Meadows didn’t get onboard—and now the man is hailed as a hero back in his congressional district. So, now that the House Freedom Caucus knows they need to be heard, knows that they can derail big pieces of legislation, and knows that the establishment can’t just wipe them away—the GOP and the Trump White House are going to try to do tax reform and infrastructure at the same time. Guy mentioned last Friday with Fox News’ Bret Baier how tax reform is fraught with the same tribal divisions that we saw on health care. Infrastructure is bound to have the same amount of heartburn over conservative concerns that they’re just formulating a Stimulus 2.0 bill.
Alberta ended his piece on Trump and health care touching upon the tax reform asking Rep. Kevin Brady (R-TX), chairman of the House Ways and Means Committee, about the issue. Brady noted that it’s going to be a big challenge, and that the GOP is all-in for this one. Isn’t that what they said about health care?
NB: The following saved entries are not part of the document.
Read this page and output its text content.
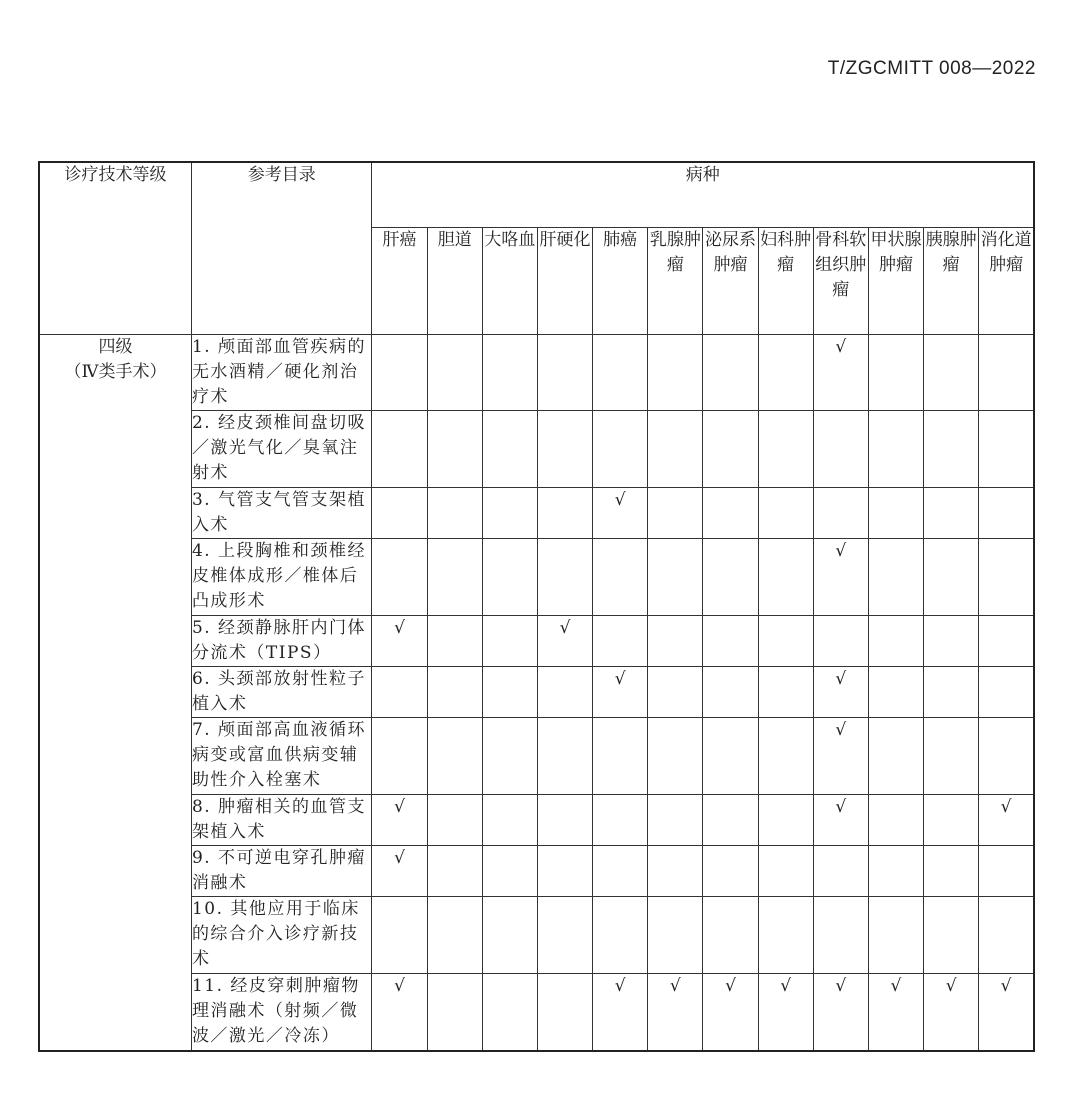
T/ZGCMITT 008—2022
诊疗技术等级	参考目录	病种											

		肝癌	胆道	大咯血	肝硬化	肺癌	乳腺肿瘤	泌尿系肿瘤	妇科肿瘤	骨科软组织肿瘤	甲状腺肿瘤	胰腺肿瘤	消化道肿瘤

四级
（Ⅳ类手术）	1. 颅面部血管疾病的无水酒精／硬化剂治疗术									√			
	2. 经皮颈椎间盘切吸／激光气化／臭氧注射术												
	3. 气管支气管支架植入术					√							
	4. 上段胸椎和颈椎经皮椎体成形／椎体后凸成形术									√			
	5. 经颈静脉肝内门体分流术（TIPS）	√			√								
	6. 头颈部放射性粒子植入术					√				√			
	7. 颅面部高血液循环病变或富血供病变辅助性介入栓塞术									√			
	8. 肿瘤相关的血管支架植入术	√								√			√
	9. 不可逆电穿孔肿瘤消融术	√											
	10. 其他应用于临床的综合介入诊疗新技术												
	11. 经皮穿刺肿瘤物理消融术（射频／微波／激光／冷冻）	√				√	√	√	√	√	√	√	√
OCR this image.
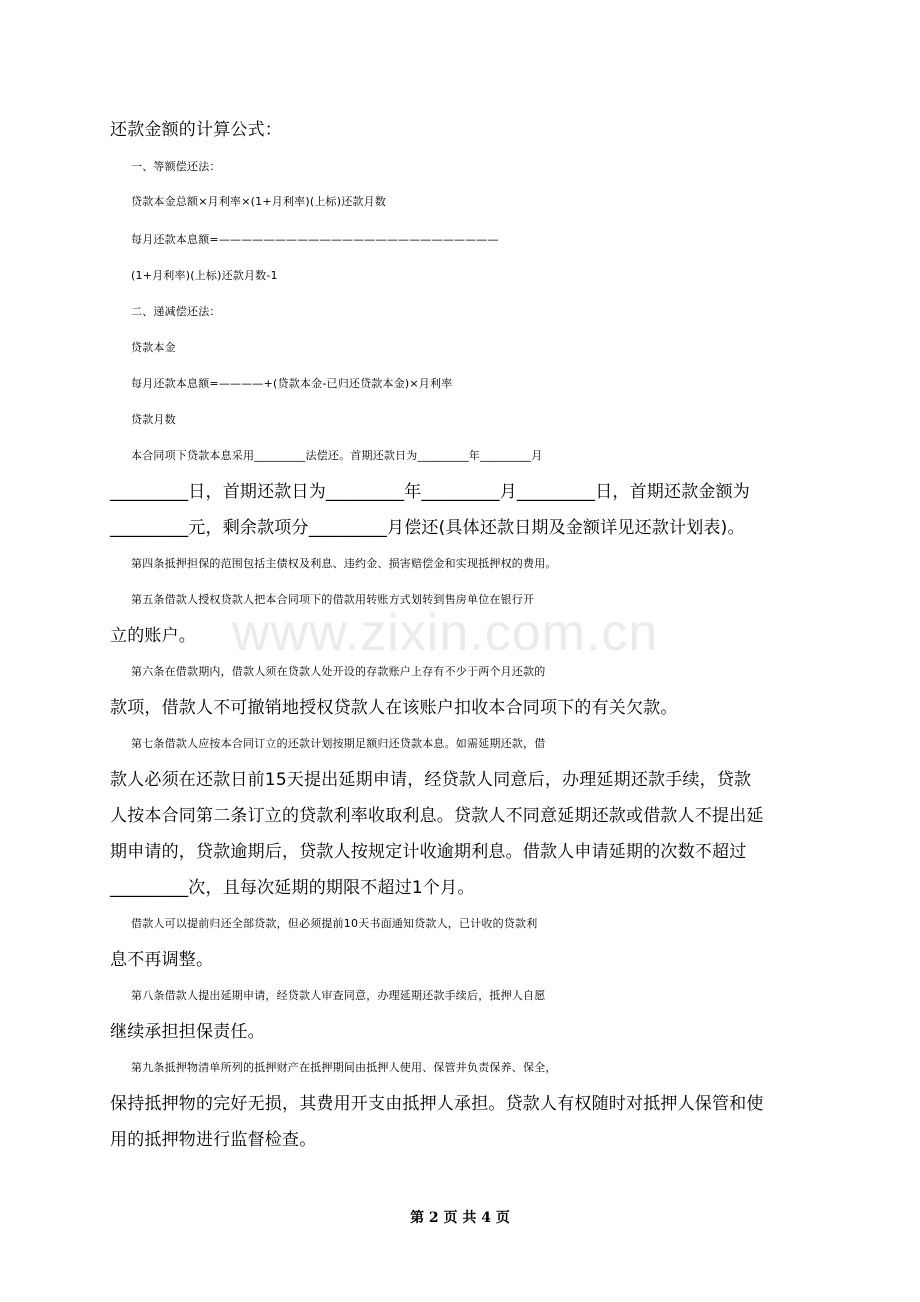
www.zixin.com.cn
还款金额的计算公式：
一、等额偿还法：
贷款本金总额×月利率×(1+月利率)(上标)还款月数
每月还款本息额=—————————————————————————
(1+月利率)(上标)还款月数-1
二、递减偿还法：
贷款本金
每月还款本息额=————+(贷款本金-已归还贷款本金)×月利率
贷款月数
本合同项下贷款本息采用_________法偿还。首期还款日为_________年_________月
_________日，首期还款日为_________年_________月_________日，首期还款金额为
_________元，剩余款项分_________月偿还(具体还款日期及金额详见还款计划表)。
第四条抵押担保的范围包括主债权及利息、违约金、损害赔偿金和实现抵押权的费用。
第五条借款人授权贷款人把本合同项下的借款用转账方式划转到售房单位在银行开
立的账户。
第六条在借款期内，借款人须在贷款人处开设的存款账户上存有不少于两个月还款的
款项，借款人不可撤销地授权贷款人在该账户扣收本合同项下的有关欠款。
第七条借款人应按本合同订立的还款计划按期足额归还贷款本息。如需延期还款，借
款人必须在还款日前15天提出延期申请，经贷款人同意后，办理延期还款手续，贷款
人按本合同第二条订立的贷款利率收取利息。贷款人不同意延期还款或借款人不提出延
期申请的，贷款逾期后，贷款人按规定计收逾期利息。借款人申请延期的次数不超过
_________次，且每次延期的期限不超过1个月。
借款人可以提前归还全部贷款，但必须提前10天书面通知贷款人，已计收的贷款利
息不再调整。
第八条借款人提出延期申请，经贷款人审查同意，办理延期还款手续后，抵押人自愿
继续承担担保责任。
第九条抵押物清单所列的抵押财产在抵押期间由抵押人使用、保管并负责保养、保全，
保持抵押物的完好无损，其费用开支由抵押人承担。贷款人有权随时对抵押人保管和使
用的抵押物进行监督检查。
第 2 页 共 4 页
I asked Brady if re-writing the tax code would be any easier. “Tax reform is the hardest lift in a generation,” he told me, shaking his head. “So that would be a big challenge.”“If you couldn’t get health care done,” I ask him, “how can you get tax reform done?”
Brady thought for a moment. “Every Republican is all-in on tax reform. We still have a lot of work. But it’s just a natural issue for us in a very positive way.”
But every Republican was all-in on repealing and replacing Obamacare, too, I told him. “Won't the devil be in the details?”
Brady stared back at me. “It always is,” he said. “It always is.”
This brings us back to the issues about Trump, his policy staff, and sales pitch regarding selling that policy, which failed miserably last time. If this becomes anything like the health care fumble, we’re about to enter a very embarrassing spectacle for the Trump White House, a total disaster if you will. Right now, the Trump administration is looking to coddle Democrats, so this is already looking rough.